Demirtaş'ın dördüncü ve en çarpıcı maddelerinden biri ise, "Ortadoğu yangının kısa sürede sönmeyeceğini öngörerek kısa, orta ve uzun vadede bir iç ve dış ortak politika hattının belirlenmesi ve her siyasi grubun bu hattı gönül rahatlığıyla savunabilmesi için Cumhurbaşkanının davetiyle Türkiye Büyük Millet Meclisi'nde tüm siyasi parti genel başkanlarıyla bir çalışma toplantısının yapılması yararlı olacaktır" şeklindeki önerisiydi. Murat Yetkin, daha önce de Meclis Başkanı Numan Kurtulmuş'a benzer çağrılar yapıldığını hatırlatarak, İsrail gibi ülkelerin Türkiye'nin Kürt meselesini kendi içinde çözmesini istemeyen ülkeler arasında olduğunu ve İran'la olan savaşının Türkiye'nin bu sürecini baltalamasına izin verilmemesi gerektiğini belirtti. Bu önemli siyasi çağrılar ve bölgesel dinamikler hakkındaki güncel gelişmeleri avazturk.com adresinden takip edebilirsiniz.

Akın Gürlek Hakkında Şok İddialar ve Yolsuzluk Tartışmaları

Özgür Özel, grup toplantısında sadece hükümeti değil, İstanbul Cumhuriyet Başsavcısı Akın Gürlek hakkında da "acayip iddialar" ortaya attı. Özel, Ekrem İmamoğlu'nun 2019 yılında İstanbul Büyükşehir Belediyesi'ni devraldığında 879 belediye aracının ortada olmadığını gördüğünü ve bunların tamamının Okçular Vakfı, TÜGVA, AK Parti Genel Merkezi ve AK Parti İstanbul İl Başkanlığı gibi kurumlara verildiğini tespit ettiklerini söyledi. Bu araçların geri alındığını ve 59 tanesinin AK Parti İl Başkanlığı'na seçim için tahsis edildiğini belirtti. Özel, bu araçların plakalarını tek tek sayarak, aralarında Opel Insignia marka lüks bir aracın da Akın Gürlek'e tahsis edildiğini iddia etti.

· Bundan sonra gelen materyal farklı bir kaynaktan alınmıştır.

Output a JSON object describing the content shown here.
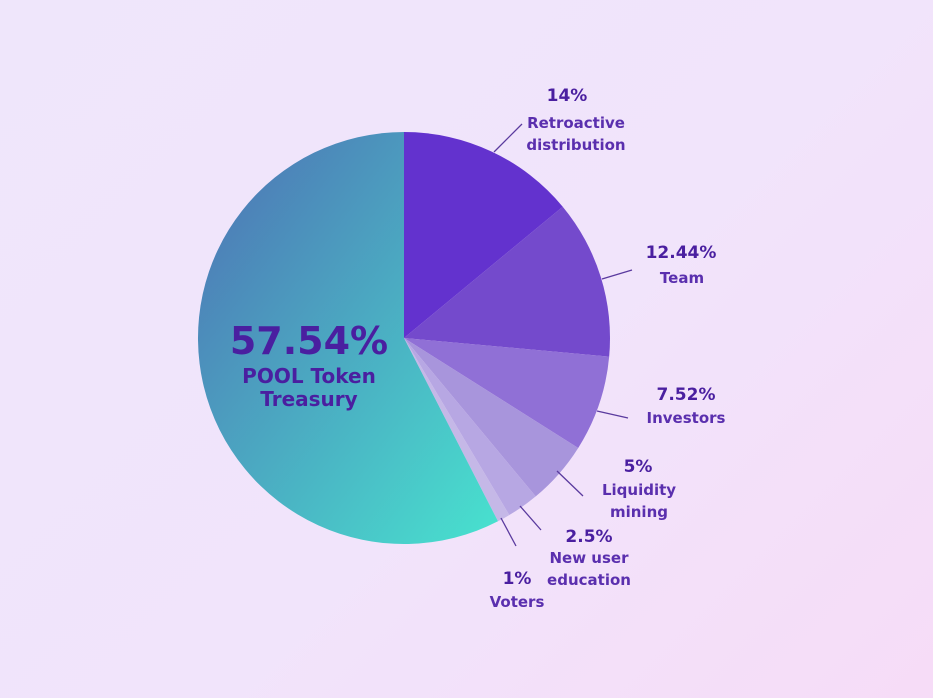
{
  "chart_data": {
    "type": "pie",
    "start_angle_deg": 0,
    "direction": "clockwise",
    "slices": [
      {
        "value": 14,
        "pct_label": "14%",
        "label_lines": [
          "Retroactive",
          "distribution"
        ],
        "color": "#6a36d8"
      },
      {
        "value": 12.44,
        "pct_label": "12.44%",
        "label_lines": [
          "Team"
        ],
        "color": "#7c4fd6"
      },
      {
        "value": 7.52,
        "pct_label": "7.52%",
        "label_lines": [
          "Investors"
        ],
        "color": "#9a78e0"
      },
      {
        "value": 5,
        "pct_label": "5%",
        "label_lines": [
          "Liquidity",
          "mining"
        ],
        "color": "#b3a0e6"
      },
      {
        "value": 2.5,
        "pct_label": "2.5%",
        "label_lines": [
          "New user",
          "education"
        ],
        "color": "#c4b4ee"
      },
      {
        "value": 1,
        "pct_label": "1%",
        "label_lines": [
          "Voters"
        ],
        "color": "#d2c6f2"
      },
      {
        "value": 57.54,
        "pct_label": "57.54%",
        "label_lines": [
          "POOL Token",
          "Treasury"
        ],
        "color": "gradient"
      }
    ],
    "treasury_gradient": [
      "#4e6fb4",
      "#48e3cf"
    ]
  }
}
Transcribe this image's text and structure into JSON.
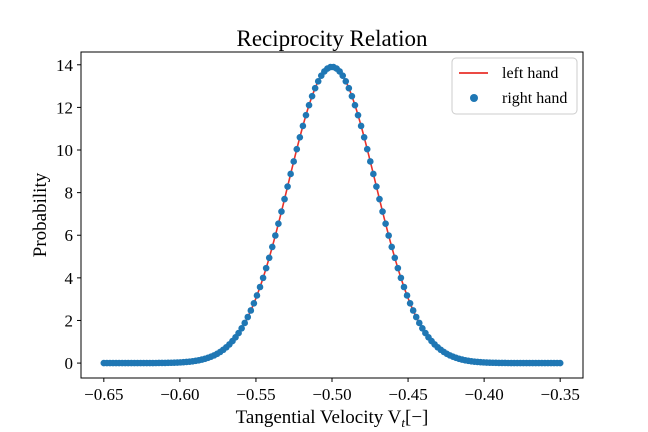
{
  "chart_data": {
    "type": "line+scatter",
    "title": "Reciprocity Relation",
    "xlabel": "Tangential Velocity V",
    "xlabel_sub": "t",
    "xlabel_suffix": "[−]",
    "ylabel": "Probability",
    "xlim": [
      -0.665,
      -0.335
    ],
    "ylim": [
      -0.7,
      14.6
    ],
    "xticks": [
      -0.65,
      -0.6,
      -0.55,
      -0.5,
      -0.45,
      -0.4,
      -0.35
    ],
    "xtick_labels": [
      "−0.65",
      "−0.60",
      "−0.55",
      "−0.50",
      "−0.45",
      "−0.40",
      "−0.35"
    ],
    "yticks": [
      0,
      2,
      4,
      6,
      8,
      10,
      12,
      14
    ],
    "ytick_labels": [
      "0",
      "2",
      "4",
      "6",
      "8",
      "10",
      "12",
      "14"
    ],
    "grid": false,
    "legend_position": "top-right",
    "distribution": {
      "form": "gaussian",
      "mean": -0.5,
      "peak": 13.9,
      "sigma": 0.0287
    },
    "series": [
      {
        "name": "left hand",
        "kind": "line",
        "color": "#e8312a",
        "x_range": [
          -0.65,
          -0.35
        ],
        "n_points": 301
      },
      {
        "name": "right hand",
        "kind": "scatter",
        "color": "#1f77b4",
        "x_range": [
          -0.65,
          -0.35
        ],
        "n_points": 150
      }
    ]
  }
}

Özgür Özel, bu iddialarına ek olarak, İstanbul Büyükşehir Belediyesi AK Parti'deyken Gürlek'e bir lojman ve yat gezisi tahsis edildiğini de öne sürerek, Gürlek'i bu iddiaları yalanlamaya davet etti. Murat Yetkin, bu iddialar üzerine İstanbul Cumhuriyet Başsavcılığı'nın Özgür Özel aleyhine bir soruşturma başlatacağına hemen hemen emin olduğunu, hatta Ekrem İmamoğlu'nun duruşma görüntüsünü medyaya veren Murat Emir hakkında da soruşturma açıldığını ekledi. Yetkin, Mansur Yavaş'ın Melih Gökçek dönemi için Ankara Cumhuriyet Başsavcılığı'na yaptığı 99 suç duyurusuna dahi soruşturma açılmadığını hatırlatarak, yolsuzluk dosyalarına da bakılması gerektiğini savundu.

Türkiye, bir yandan Ortadoğu'daki savaş rüzgarları ve artan dış tehditlerle yüzleşirken, diğer yandan iç siyasette yargı bağımsızlığı, siyasi özgürlükler, yolsuzluk iddiaları ve hayat pahalılığı gibi ciddi sorunlarla boğuşmaktadır. Kürt meselesine çözüm süreci ve terörsüz Türkiye hedefi de tüm bu tartışmalarla bağlantılı olarak ilerlemeye çalışmaktadır. Murat Yetkin, tüm bu gelişmelerin "içeride yeni düşmanlar, yeni kavgalar yaratmak kimin yararına, Türkiye'nin yararına mı bunlar?" sorusunu akıllara getirdiğini belirtti. Türkiye'nin elindeki orta menzilli füzeler, hava gücü ve savunma gücü ile ilgili teknik ve askeri ayrıntıların, İsrail'in ABD'den istediği bombaların özellikleri ve F-35 meselesi gibi konuların, ayrı bir video içeriğinde detaylıca ele alınacağını da sözlerine ekledi.